The double-stranded RNA genome of giardiavirus (GLV) has only two large open reading frame (ORFs). The 100-kDa capsid polypeptide (p100) is encoded by ORF1, whereas the only other viral polypeptide, the 190-kDa GLV RNA-dependent RNA polymerase (p190), is synthesized as an ORF1-ORF2 fusion protein by a (-1) ribosomal frameshifting.

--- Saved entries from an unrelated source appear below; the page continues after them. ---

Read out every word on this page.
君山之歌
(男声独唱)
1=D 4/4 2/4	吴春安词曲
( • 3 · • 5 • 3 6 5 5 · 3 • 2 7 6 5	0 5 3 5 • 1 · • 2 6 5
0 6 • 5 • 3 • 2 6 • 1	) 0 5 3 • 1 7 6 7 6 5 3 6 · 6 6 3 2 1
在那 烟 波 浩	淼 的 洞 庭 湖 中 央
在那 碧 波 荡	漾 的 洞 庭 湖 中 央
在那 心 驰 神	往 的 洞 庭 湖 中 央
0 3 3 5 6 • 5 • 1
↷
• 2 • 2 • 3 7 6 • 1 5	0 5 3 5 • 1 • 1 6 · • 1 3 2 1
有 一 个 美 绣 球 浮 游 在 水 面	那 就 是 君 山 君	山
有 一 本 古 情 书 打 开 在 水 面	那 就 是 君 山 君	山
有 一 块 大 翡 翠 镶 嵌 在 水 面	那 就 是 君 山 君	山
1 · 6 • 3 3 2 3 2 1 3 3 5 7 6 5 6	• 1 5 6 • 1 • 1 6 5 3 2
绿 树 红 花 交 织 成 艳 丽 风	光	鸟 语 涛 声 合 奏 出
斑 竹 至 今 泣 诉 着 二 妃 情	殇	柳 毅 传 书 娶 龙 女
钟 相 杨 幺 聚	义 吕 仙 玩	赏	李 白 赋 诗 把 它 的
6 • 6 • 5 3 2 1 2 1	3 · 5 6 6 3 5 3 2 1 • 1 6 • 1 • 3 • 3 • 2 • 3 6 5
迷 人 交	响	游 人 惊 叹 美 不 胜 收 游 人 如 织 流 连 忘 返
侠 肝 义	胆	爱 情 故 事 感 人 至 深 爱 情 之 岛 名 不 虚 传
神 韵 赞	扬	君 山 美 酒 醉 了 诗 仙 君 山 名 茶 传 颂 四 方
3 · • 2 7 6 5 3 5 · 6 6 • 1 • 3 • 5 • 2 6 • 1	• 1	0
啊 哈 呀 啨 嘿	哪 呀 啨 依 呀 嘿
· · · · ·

Edman degradation revealed that p100 was N-terminally blocked except for 2 to 5% of it that showed free N terminus starting from amino acid residue 33 of ORF1. Studies using antiserum targeted against amino acid residues 6 to 27 indicated that this region (NT) is absent from viral p100 and p190, while pulse-labelling experiments showed that NT is present in nascent p100 synthesized in GLV-infected Giardia lamblia but removed subsequently. In contrast, this region was retained in the two viral proteins synthesized in vitro, and it was not removed upon prolonged incubation or inclusion of microsomal fraction in the in vitro translation reaction mixtures. These results suggest that endoplasmic reticulum is not involved in the protein processing and that the precursors of p100 and p190 are incapable of cleaving themselves or each other. This specific cleavage was reproduced when lysates from GLV- infected G. lamblia were added, but not those from uninfected cells. The cleavage activity was relatively insensitive to phenylmethylsulfonyl fluoride, but it was inhibitable by leupeptin or E- 64, two known specific inhibitors of cysteine protease. The possible origin of this processing activity is discussed.